In FIG. 1A, network system 10 includes four major tiers. These are communications tier 12, web tier 14, application tier 16 and database tier 18. Each tier represents an interface between a group of server computers or other processing, storage or communication systems. Each interface handles communication between two groups of server computers. Note that the tiers are significant in that they represent the communication protocols, routing, traffic control and other features relating to transfer of information between the groups of server computers. As is known in the art, software and hardware is used to perform the communication function represented by each tier.
Server computers are illustrated by boxes such as 20. Database 22 and Internet 24 are represented symbolically and can contain any number of servers, processing systems or other devices. A server in a group typically communicates with one or more computers in adjacent groups as defined and controlled by the tier between the groups. For example, a request for information (e.g., records from a database) is received from the Internet and is directed to server computer 26 in the Web-Com Servers group. The communication takes place in communications tier 12.

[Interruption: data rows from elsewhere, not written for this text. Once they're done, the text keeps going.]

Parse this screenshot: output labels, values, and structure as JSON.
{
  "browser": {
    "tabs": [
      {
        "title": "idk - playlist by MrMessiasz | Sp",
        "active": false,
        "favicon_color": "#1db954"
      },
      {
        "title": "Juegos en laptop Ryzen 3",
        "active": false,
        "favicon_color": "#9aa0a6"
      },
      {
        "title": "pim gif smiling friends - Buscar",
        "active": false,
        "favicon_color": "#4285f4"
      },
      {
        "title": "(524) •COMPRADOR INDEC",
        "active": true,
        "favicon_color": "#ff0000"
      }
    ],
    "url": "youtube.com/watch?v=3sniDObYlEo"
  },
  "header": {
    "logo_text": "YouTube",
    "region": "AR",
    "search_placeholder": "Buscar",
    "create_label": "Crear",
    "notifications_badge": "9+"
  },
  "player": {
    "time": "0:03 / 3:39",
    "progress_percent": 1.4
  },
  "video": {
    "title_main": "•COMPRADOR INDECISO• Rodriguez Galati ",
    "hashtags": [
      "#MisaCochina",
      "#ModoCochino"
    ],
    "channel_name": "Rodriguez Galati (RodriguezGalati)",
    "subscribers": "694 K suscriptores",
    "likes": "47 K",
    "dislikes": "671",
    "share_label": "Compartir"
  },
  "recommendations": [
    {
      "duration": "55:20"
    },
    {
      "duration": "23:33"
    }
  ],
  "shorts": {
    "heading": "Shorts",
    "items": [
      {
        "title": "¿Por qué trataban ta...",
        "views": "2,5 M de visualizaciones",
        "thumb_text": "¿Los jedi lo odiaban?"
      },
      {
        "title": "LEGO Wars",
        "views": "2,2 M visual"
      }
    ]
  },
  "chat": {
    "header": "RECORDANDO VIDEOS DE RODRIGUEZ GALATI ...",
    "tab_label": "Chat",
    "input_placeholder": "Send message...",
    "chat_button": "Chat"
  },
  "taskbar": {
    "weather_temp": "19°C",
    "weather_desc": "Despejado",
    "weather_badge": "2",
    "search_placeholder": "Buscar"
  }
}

Server computer 26 may require processing by multiple computers in the Application Servers group such as computers 20, 28 and 30. Such a request for processing is transferred over web tier 14. Next, the requested computers in the Application Servers group may invoke computers 32, 34, 36 and 38 in the Database Servers group via application tier 16. Finally, the invoked computers make requests of database 22 via database tier 18. The returned records are propagated back through the tiers and servers to Internet 24 to fulfill the request for information.
Of particular concern in today's large and complex network systems is monitoring the performance of, and optimizing, the system. One way that prior art approaches monitor system performance is to use a process at certain points in the network to report data back to a central location such as console 40. In FIG. 1A, the request for database records can be monitored by having a process at server 26 log the time and nature of the request. A process at server 20 then logs the time at which a request from server 26 is received. Similarly, server 32 (or whichever server receives the database request from server 20) logs its participation in the transaction. This “chain” of logged transactions is illustrated by bold arrows in FIG. 1A.
In this manner, the prior art monitoring system can determine how long it takes for a request for a record to propagate through the network. The transaction can also be tracked in the other direction to determine how long it takes to fulfill the request. The nature of such data logging is complex since a server in one tier, or group, may ask multiple other servers for assistance, or processing. Also, different servers can be asked at different points in time. The speed at which requests, processing and transactions occur can cause large amounts of data to be logged very rapidly. At some later time, the data is transferred to console 40. Console 40 acts to resolve the data and produce meaningful results about system performance that can be analyzed by a human administrator.
A problem with the prior art approach is that the logging processes are segregated and do little, if any, communication with each other. This means that complex dependencies among processes, servers, etc., are not accurately analyzed. The logging processes tend to create high overhead in the host servers in which they execute. One approach uses the console to poll the processes. Frequent polling of many processes also creates excessive overhead. Optimization and performance improvement based on the prior art approach is hampered by the use of disparate platforms and the lack of more encompassing analysis. Having to dump data to the console at intervals, and then have the data resolved, ultimately means that monitoring is not performed in real time.
Thus, it is desirable to provide a system that improves upon one or more shortcomings in the prior art.